La crise sanitaire a également accentué la précarité chez les jeunes et notamment celle des étudiants. Certains d’entre eux éprouvent même des difficultés à se nourrir. Nous avions notamment rencontré Zacharia, un jeune étudiant havrais dont le témoignage, touchant, a depuis donné lieu à un élan de solidarité. 

Avoir le courage d’être soi-même malgré l’adversité, prendre des directions audacieuses ou des engagements. Parmi les jolis moments de cette année 2020, nous avons souhaité revenir sur notre rencontre avec Liam, un jeune homme de 23 ans qui a choisi de changer d’identité sexuelle et civile. C’est sans doute le changement le plus radical dans la vie d’un être humain.

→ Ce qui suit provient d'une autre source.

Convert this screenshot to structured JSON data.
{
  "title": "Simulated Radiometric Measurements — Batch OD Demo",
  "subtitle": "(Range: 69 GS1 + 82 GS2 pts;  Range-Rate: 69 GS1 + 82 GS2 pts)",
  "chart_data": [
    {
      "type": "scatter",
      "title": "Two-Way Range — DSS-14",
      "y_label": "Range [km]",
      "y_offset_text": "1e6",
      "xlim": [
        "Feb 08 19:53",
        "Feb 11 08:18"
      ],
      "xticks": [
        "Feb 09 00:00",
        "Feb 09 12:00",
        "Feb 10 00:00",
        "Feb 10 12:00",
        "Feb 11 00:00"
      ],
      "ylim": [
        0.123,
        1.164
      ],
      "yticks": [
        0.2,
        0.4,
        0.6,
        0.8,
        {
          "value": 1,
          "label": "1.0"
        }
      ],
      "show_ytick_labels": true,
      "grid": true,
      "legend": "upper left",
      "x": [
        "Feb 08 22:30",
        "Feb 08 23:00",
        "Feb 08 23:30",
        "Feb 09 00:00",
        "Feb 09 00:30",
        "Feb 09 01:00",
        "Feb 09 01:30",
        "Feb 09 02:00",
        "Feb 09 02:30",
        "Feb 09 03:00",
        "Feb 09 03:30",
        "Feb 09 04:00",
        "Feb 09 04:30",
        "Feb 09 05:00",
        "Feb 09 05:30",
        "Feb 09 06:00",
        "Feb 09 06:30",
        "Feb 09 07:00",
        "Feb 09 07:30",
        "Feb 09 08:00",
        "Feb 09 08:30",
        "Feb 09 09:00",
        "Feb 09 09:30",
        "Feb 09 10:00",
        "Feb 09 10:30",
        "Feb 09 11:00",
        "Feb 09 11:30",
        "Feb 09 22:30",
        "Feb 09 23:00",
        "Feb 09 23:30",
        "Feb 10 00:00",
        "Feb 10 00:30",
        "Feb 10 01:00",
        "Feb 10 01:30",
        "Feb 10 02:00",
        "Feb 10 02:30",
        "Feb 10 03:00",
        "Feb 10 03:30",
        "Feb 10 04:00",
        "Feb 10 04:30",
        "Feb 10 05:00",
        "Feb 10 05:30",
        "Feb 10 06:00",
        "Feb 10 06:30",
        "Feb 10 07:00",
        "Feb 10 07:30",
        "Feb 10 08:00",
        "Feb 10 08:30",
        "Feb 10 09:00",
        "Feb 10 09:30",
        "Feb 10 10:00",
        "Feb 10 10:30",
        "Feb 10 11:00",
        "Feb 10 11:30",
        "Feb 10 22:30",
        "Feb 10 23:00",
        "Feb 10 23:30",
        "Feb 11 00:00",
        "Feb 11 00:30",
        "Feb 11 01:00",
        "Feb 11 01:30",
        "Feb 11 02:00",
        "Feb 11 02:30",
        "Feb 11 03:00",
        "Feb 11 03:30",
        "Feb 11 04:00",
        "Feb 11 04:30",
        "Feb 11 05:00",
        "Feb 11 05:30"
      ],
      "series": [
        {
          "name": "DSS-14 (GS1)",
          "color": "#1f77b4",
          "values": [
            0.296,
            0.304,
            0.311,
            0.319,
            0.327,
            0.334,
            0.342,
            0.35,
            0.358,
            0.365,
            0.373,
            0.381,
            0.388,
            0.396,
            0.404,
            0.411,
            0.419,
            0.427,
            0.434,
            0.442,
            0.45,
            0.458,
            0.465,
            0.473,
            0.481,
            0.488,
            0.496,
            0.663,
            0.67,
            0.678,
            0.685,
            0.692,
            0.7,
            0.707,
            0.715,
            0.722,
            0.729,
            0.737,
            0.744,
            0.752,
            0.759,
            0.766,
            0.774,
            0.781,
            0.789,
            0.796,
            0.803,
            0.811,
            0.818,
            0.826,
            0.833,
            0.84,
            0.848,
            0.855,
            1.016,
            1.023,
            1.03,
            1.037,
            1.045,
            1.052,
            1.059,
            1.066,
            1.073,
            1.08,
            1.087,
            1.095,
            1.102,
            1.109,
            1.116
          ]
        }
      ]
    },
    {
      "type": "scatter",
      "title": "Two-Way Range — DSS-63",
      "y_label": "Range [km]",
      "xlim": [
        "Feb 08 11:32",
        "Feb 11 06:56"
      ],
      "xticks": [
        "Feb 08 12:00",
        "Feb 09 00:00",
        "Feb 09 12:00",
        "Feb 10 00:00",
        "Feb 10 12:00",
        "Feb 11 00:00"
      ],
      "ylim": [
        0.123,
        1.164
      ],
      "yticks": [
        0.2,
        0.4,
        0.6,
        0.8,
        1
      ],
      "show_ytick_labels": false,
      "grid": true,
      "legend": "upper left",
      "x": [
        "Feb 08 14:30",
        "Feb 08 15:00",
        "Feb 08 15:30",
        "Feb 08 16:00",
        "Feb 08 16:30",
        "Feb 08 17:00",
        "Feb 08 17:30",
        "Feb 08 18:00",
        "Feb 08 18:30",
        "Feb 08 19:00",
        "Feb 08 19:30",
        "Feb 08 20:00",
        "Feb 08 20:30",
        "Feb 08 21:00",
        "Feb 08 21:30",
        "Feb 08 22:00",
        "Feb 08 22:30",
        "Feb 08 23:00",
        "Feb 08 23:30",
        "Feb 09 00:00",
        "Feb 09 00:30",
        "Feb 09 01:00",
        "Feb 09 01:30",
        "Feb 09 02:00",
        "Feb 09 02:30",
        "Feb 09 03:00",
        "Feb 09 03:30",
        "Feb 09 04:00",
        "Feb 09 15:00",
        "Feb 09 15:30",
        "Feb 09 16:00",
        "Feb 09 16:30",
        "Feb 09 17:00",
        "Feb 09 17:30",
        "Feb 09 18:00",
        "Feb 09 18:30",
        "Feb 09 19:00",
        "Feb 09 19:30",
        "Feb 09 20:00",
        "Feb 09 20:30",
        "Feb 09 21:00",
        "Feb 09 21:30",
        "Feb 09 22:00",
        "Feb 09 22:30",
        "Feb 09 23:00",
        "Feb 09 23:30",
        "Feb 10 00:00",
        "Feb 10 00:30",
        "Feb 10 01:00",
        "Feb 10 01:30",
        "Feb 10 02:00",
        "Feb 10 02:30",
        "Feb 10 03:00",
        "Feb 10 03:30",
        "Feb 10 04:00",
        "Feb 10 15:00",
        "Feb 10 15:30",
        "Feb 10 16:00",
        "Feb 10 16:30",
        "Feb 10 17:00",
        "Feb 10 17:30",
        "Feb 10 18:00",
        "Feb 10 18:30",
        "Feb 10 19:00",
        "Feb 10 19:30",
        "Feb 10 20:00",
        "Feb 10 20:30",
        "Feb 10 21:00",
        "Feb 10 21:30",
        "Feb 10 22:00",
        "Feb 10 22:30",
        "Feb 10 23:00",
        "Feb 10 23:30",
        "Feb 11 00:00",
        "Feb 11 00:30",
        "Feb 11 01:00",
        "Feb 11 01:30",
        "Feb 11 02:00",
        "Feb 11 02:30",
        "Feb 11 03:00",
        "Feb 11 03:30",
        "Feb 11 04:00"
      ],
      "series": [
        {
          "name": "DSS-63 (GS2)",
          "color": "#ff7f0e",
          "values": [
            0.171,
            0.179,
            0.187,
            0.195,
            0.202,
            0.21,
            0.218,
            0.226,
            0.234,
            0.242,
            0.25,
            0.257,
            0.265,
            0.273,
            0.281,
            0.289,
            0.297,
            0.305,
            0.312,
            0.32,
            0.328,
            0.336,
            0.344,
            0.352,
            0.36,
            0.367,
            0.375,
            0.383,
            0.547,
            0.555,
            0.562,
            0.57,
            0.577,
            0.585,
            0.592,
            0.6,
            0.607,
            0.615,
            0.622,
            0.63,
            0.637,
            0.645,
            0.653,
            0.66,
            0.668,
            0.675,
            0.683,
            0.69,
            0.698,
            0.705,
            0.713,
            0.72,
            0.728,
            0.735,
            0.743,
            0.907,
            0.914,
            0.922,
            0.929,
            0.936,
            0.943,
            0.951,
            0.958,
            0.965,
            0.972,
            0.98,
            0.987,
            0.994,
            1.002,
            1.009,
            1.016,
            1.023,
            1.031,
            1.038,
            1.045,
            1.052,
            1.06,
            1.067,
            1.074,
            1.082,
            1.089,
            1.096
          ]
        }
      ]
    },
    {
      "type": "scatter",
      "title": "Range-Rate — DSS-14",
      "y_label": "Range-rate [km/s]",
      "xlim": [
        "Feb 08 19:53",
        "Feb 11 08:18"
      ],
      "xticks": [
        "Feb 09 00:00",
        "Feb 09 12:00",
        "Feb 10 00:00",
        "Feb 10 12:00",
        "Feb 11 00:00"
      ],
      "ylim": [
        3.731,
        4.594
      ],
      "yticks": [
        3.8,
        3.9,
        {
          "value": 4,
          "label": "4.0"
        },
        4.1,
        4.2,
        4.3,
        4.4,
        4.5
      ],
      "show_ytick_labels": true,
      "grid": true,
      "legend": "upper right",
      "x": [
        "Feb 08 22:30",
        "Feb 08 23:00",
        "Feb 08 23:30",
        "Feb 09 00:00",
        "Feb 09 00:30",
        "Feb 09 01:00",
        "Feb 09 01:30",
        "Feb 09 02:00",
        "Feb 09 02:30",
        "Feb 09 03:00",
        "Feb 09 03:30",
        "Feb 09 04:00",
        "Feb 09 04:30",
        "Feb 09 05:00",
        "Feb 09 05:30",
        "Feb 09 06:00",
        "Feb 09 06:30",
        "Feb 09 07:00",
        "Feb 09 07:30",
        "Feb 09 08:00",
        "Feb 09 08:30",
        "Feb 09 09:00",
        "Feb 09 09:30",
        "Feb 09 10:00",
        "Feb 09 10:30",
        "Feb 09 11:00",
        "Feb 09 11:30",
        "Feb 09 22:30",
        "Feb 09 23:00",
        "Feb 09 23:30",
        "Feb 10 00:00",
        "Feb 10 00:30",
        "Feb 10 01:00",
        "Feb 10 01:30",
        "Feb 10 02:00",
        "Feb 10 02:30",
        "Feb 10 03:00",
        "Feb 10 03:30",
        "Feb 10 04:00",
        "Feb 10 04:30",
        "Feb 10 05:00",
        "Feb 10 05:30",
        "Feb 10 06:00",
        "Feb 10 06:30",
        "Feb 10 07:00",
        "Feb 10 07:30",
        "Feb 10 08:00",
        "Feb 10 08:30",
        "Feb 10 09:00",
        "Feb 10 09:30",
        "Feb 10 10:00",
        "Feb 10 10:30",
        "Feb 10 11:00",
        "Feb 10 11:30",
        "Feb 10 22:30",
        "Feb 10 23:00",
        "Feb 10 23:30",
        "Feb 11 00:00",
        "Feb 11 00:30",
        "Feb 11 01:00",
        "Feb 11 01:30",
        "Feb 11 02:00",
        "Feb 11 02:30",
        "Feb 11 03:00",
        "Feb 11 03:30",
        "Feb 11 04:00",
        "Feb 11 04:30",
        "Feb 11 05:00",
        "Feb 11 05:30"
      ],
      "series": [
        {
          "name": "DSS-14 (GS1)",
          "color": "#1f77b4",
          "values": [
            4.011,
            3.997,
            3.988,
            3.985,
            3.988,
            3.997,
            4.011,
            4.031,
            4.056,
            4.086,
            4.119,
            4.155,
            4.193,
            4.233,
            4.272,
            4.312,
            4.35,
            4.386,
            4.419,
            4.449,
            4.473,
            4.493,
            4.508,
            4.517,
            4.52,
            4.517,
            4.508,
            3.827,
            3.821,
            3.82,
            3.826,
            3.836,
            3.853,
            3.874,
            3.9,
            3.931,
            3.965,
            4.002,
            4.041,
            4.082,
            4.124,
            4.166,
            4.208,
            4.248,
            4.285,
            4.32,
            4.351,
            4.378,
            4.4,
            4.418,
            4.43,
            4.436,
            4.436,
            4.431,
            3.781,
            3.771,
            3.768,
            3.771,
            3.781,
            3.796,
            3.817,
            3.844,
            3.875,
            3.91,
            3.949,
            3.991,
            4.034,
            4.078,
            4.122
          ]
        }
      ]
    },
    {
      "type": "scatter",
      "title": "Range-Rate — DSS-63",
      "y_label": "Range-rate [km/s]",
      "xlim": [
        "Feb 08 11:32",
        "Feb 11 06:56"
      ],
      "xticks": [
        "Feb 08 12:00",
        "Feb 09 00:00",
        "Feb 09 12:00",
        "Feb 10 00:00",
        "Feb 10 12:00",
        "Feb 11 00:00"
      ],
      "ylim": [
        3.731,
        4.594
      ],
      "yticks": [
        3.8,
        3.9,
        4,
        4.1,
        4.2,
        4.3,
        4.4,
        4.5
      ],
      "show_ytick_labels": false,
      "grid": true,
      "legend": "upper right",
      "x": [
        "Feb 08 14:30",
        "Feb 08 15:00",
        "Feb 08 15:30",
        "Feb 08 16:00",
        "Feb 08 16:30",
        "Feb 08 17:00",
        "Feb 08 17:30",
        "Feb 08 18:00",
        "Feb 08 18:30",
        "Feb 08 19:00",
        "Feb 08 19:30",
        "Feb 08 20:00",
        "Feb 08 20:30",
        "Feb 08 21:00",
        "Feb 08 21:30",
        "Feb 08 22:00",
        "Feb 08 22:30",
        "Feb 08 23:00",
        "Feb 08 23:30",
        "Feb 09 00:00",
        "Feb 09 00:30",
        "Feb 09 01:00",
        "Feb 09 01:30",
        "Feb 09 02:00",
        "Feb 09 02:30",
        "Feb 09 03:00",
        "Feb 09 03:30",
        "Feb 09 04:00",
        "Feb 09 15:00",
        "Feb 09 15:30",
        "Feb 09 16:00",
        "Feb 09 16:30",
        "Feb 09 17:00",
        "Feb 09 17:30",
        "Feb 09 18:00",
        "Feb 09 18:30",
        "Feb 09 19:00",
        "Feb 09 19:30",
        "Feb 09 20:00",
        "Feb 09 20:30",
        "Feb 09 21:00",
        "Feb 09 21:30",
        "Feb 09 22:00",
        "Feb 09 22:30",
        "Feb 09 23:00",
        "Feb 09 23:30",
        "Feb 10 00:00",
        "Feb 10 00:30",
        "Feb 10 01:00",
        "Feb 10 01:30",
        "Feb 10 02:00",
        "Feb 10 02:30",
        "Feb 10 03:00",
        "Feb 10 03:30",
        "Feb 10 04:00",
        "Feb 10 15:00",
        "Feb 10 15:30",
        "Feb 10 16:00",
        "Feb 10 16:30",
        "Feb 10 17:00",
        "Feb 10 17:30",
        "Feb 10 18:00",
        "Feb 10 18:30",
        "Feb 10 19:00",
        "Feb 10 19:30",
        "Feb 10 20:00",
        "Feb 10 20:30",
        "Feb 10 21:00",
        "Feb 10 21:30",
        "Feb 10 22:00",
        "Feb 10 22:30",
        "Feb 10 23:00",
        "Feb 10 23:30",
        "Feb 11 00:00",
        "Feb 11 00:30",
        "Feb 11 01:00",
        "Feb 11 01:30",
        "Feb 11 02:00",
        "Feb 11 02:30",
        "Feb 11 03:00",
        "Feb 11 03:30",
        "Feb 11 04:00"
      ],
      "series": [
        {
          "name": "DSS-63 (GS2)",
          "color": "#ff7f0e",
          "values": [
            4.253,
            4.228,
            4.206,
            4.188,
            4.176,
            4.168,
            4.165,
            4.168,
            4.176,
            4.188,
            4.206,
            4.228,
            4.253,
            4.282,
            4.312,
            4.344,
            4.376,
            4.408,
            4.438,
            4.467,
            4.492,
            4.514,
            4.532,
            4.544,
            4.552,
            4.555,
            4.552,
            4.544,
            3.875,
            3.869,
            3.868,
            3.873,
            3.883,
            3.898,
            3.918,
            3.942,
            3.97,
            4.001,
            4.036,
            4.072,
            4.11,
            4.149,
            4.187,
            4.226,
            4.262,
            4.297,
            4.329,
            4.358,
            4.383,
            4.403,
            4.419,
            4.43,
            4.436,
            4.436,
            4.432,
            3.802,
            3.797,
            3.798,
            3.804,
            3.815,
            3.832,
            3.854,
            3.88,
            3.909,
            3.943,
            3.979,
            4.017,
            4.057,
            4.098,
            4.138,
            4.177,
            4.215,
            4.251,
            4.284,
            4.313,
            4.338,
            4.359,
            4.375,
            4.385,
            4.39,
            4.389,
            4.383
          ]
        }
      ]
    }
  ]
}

Retour sur une transformation heureuse et assumée.

​​​​​​​Faire des choix de vie, c’est aussi être en accord avec ses convictions, et défendre ses idées. La jeunesse est une période propice aux engagements politiques ou humanitaires, c’est ce que nous ont confirmé Clément, Thomas et Tom, trois jeunes gens remarquables, investis en politique, à la croix rouge ou contre l’homophobie.

Dans l’adversité, parfois nos forces sont décuplées. Après un accident, on peut baisser les bras ou au contraire transcender ses difficultés. C'est le cas de Mourad Saadi. Cet ancien handballeur de haut niveau a perdu sa jambe à l'âge de 19 ans. Aujourd’hui, il s'est reconstruit une vie de sportif athlète « adaptive cross fit ».

Cette année, le confinement et la crise sanitaire ont bouleversé nos repères et nos modes de vie. Il y a quelques mois, nous avions rencontré Sophie et Kiem, un couple qui a profité de cette période pour faire un choix radical : quitter la banlieue parisienne pour s’installer définitivement en Normandie.

Parfois d’un traumatisme collectif va naître une histoire individuelle heureuse. En 2020, nous avions retrouvé Louis et Marion Bauché. Il est normand, elle est allemande de l’Est. En 1971, ce couple a franchi le rideau de fer au péril de sa vie pour s’installer dans le Bessin. Quand une histoire d’amour triomphe de la guerre froide.